Un brouillon qu'on réécrit sans cesse

Toute histoire commence un jour, quelque part. Peut-être la mienne débutera-t-elle hier. Ou débuta ? Je sais plus vraiment.
Je vais pas m’épancher longuement sur cette histoire, elle ne mérite que peu de crédit. C’est que ça se passe dans une petite ville perdue dans la Belgique, pays oubliable parmi tant d’autre. Son héro ? Je sais pas, ça devrait être moi, mais c’est peut-être toi au final. Toi qui existes et n’existes pas à ma manière.
Je m’appelle Thimoté, j’ai 17 ans et hier j’ai finalement tenté de me suicider. Pourquoi « finalement » ? Je sais pas, ça sonnait dramatique et j’aimais bien.

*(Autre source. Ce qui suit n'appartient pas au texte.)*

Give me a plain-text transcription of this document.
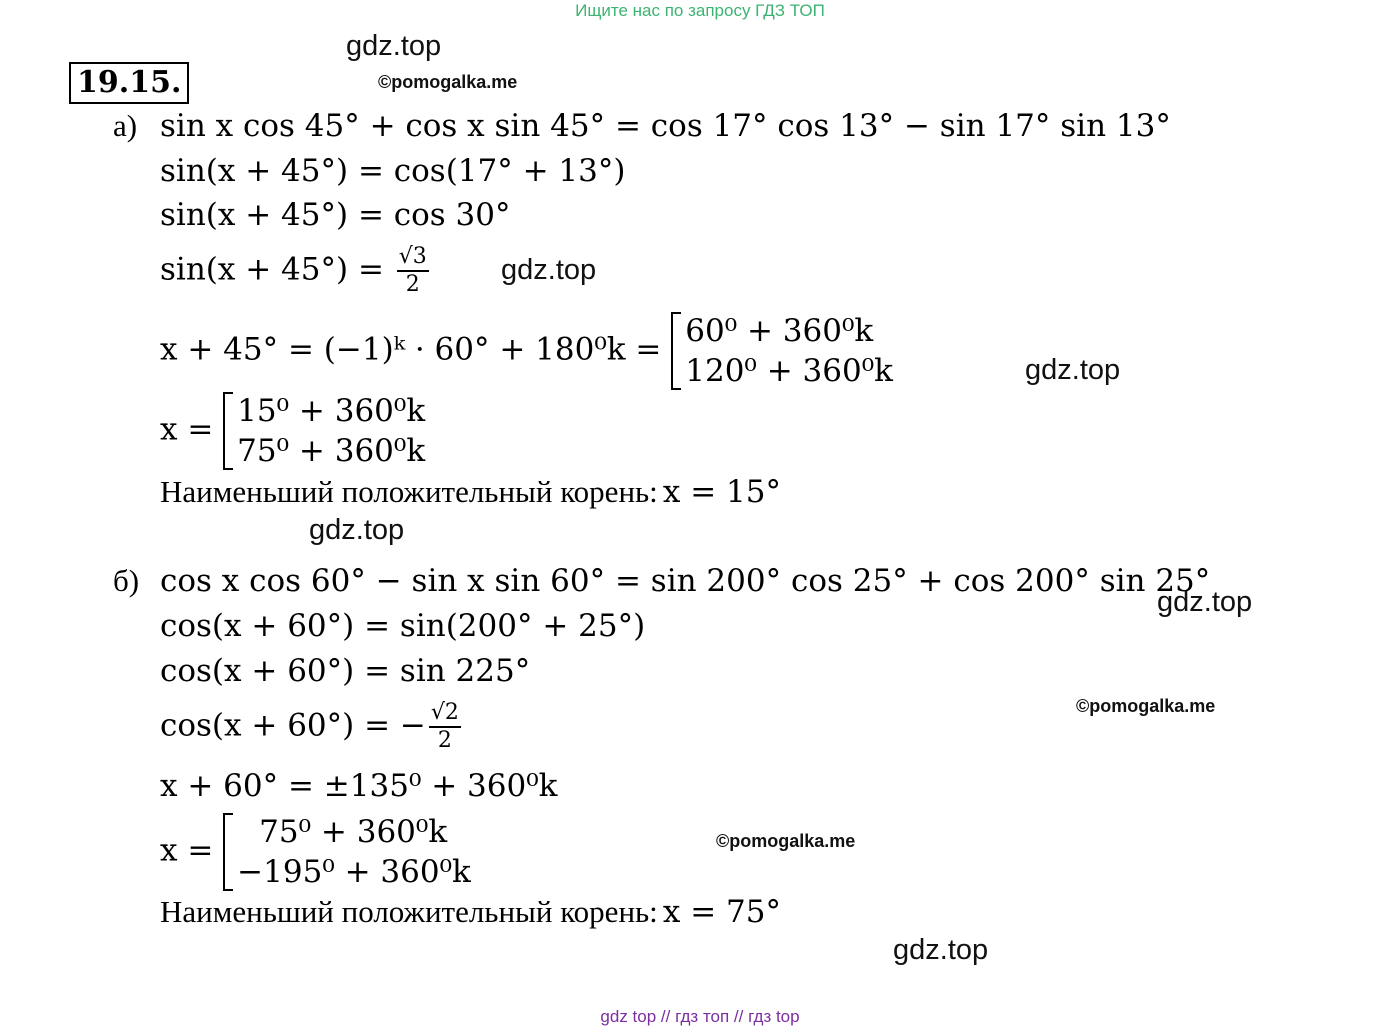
Ищите нас по запросу ГДЗ ТОП
gdz.top
gdz.top
gdz.top
gdz.top
gdz.top
gdz.top
©pomogalka.me
©pomogalka.me
©pomogalka.me
19.15.
а) sin x cos 45° + cos x sin 45° = cos 17° cos 13° − sin 17° sin 13°
sin(x + 45°) = cos(17° + 13°)
sin(x + 45°) = cos 30°
$\sin(x + 45^\circ) = \frac{√3}{2}$
x + 45° = (−1)ᵏ · 60° + 180⁰k =
60⁰ + 360⁰k
120⁰ + 360⁰k
x =
15⁰ + 360⁰k
75⁰ + 360⁰k
Наименьший положительный корень: x = 15°
б) cos x cos 60° − sin x sin 60° = sin 200° cos 25° + cos 200° sin 25°
cos(x + 60°) = sin(200° + 25°)
cos(x + 60°) = sin 225°
cos(x + 60°) = − $\frac{√2}{2}$
x + 60° = ±135⁰ + 360⁰k
x =
75⁰ + 360⁰k
−195⁰ + 360⁰k
Наименьший положительный корень: x = 75°
gdz top // гдз топ // гдз top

Le truc c’est qu’il y a cette fille que j’aime bien... Non je mens... En fait mon père est... C’est pas vrai non plus. Quand j’étais petit... Bon je vais te l’avouer, je sais pas pourquoi je l’ai fait. Je suis plus intelligent que toi et pourtant je peux pas t’expliquer un truc aussi simple, je pars dans les excuses habituelles du gamin dépressif qui a des raisons d’aller mal. Quand t’es moi, t’as pas de raison d’aller mal. Quand t’es moi tu vas juste mal comme un petit con trop bien dans sa vie.
Hier encore j’étais avec toi, je te parlais, tout était normal. Normal comme je peux l’être, tu me connais. Pourtant 2 heures après t’apprends que je suis à l’hosto avec une machine pour me faire respirer. T’es étonné ? C’est que t’as pas regardé de plus près. Ou que je cache trop bien mon jeu, je sais pas.

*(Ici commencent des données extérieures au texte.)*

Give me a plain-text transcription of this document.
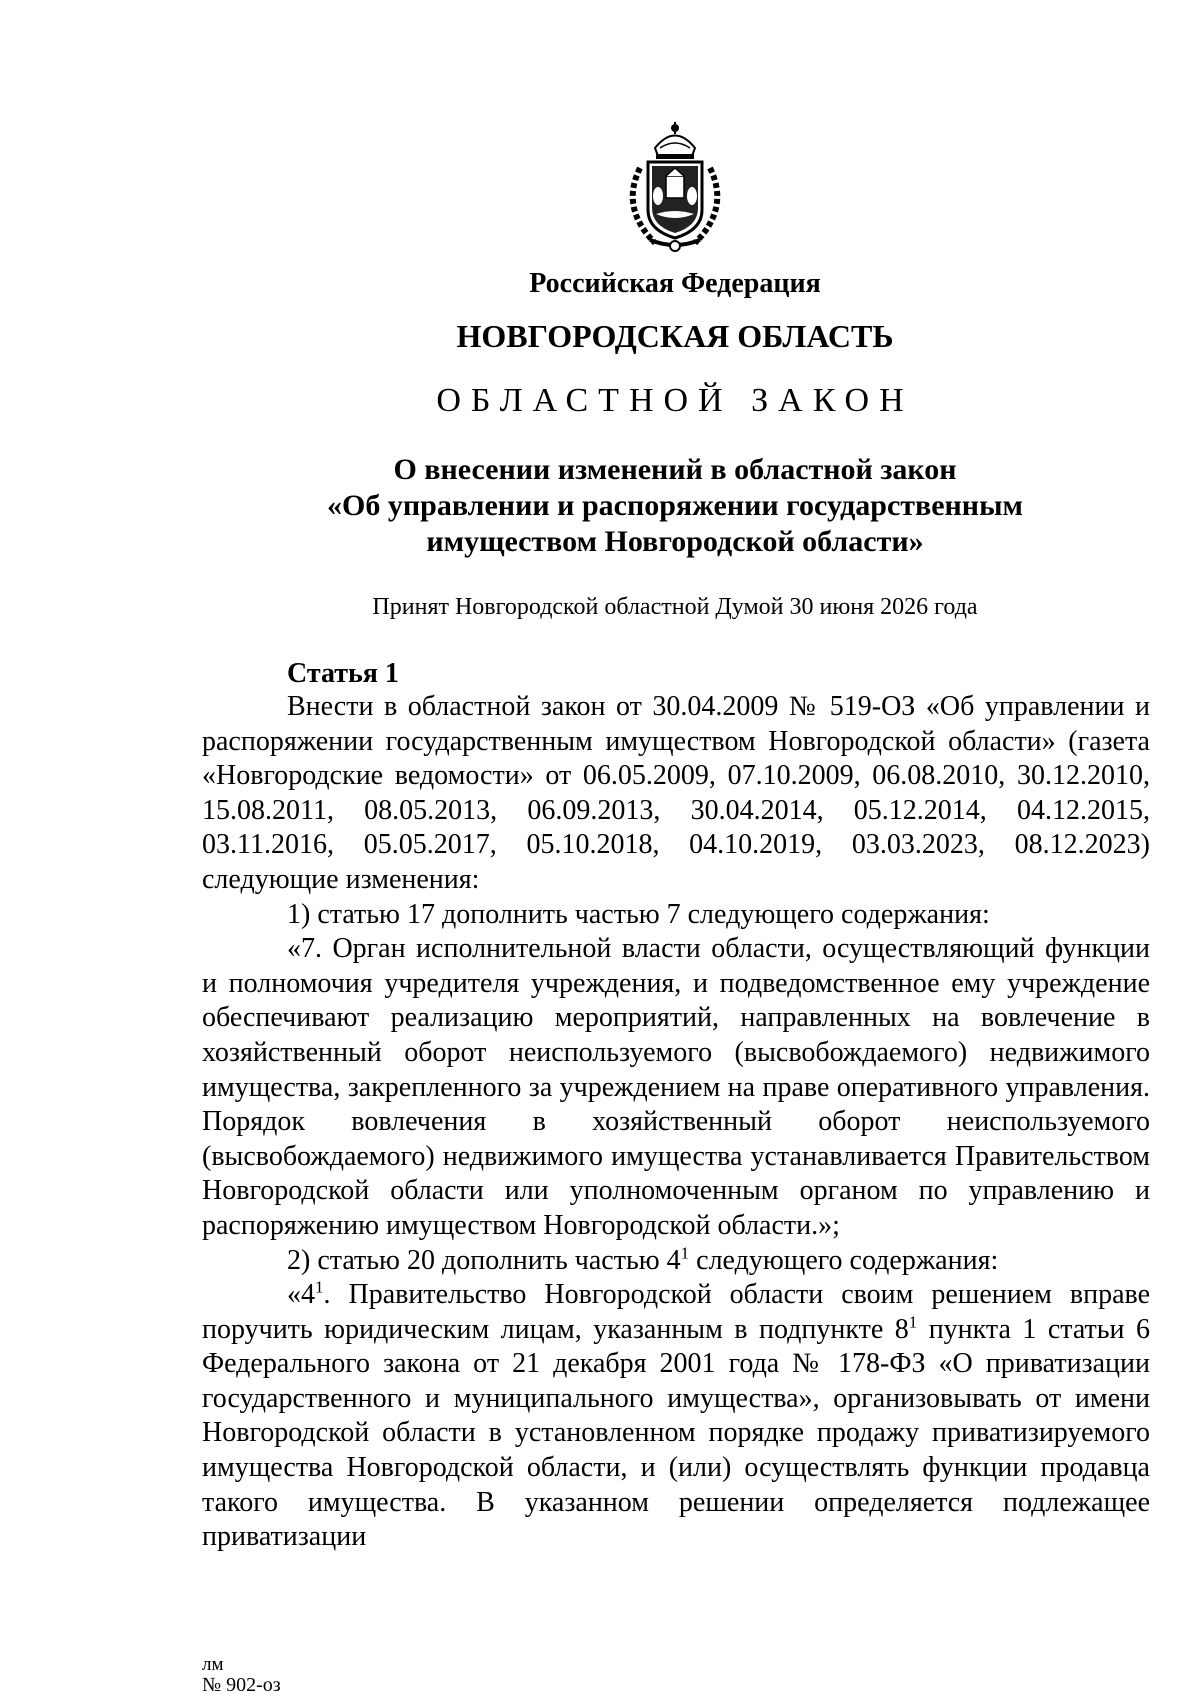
Российская Федерация
НОВГОРОДСКАЯ ОБЛАСТЬ
ОБЛАСТНОЙ ЗАКОН
О внесении изменений в областной закон
«Об управлении и распоряжении государственным
имуществом Новгородской области»
Принят Новгородской областной Думой 30 июня 2026 года
Статья 1

Внести в областной закон от 30.04.2009 № 519-ОЗ «Об управлении и распоряжении государственным имуществом Новгородской области» (газета «Новгородские ведомости» от 06.05.2009, 07.10.2009, 06.08.2010, 30.12.2010, 15.08.2011, 08.05.2013, 06.09.2013, 30.04.2014, 05.12.2014, 04.12.2015, 03.11.2016, 05.05.2017, 05.10.2018, 04.10.2019, 03.03.2023, 08.12.2023) следующие изменения:

1) статью 17 дополнить частью 7 следующего содержания:

«7. Орган исполнительной власти области, осуществляющий функции и полномочия учредителя учреждения, и подведомственное ему учреждение обеспечивают реализацию мероприятий, направленных на вовлечение в хозяйственный оборот неиспользуемого (высвобождаемого) недвижимого имущества, закрепленного за учреждением на праве оперативного управления. Порядок вовлечения в хозяйственный оборот неиспользуемого (высвобождаемого) недвижимого имущества устанавливается Правительством Новгородской области или уполномоченным органом по управлению и распоряжению имуществом Новгородской области.»;

2) статью 20 дополнить частью $4^1$ следующего содержания:

«$4^1$. Правительство Новгородской области своим решением вправе поручить юридическим лицам, указанным в подпункте $8^1$ пункта 1 статьи 6 Федерального закона от 21 декабря 2001 года № 178-ФЗ «О приватизации государственного и муниципального имущества», организовывать от имени Новгородской области в установленном порядке продажу приватизируемого имущества Новгородской области, и (или) осуществлять функции продавца такого имущества. В указанном решении определяется подлежащее приватизации

лм
№ 902-оз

C’est toujours ce qu’on se demande quand on est comme ça. On rigole bien, on vit sa routine et on se dit : « Si je le fais maintenant, en rentrant, les gens vont pas comprendre ? ça aurait pas de sens ». Alors tu rentres chez toi, tu t’endors pas avant 4 heures du matin tant l’angoisse te ronge et le lendemain on te demande pourquoi t’as encore joué jusque si tard et que tes cernes touchent limite le sol tant on voit que t’es déphasé.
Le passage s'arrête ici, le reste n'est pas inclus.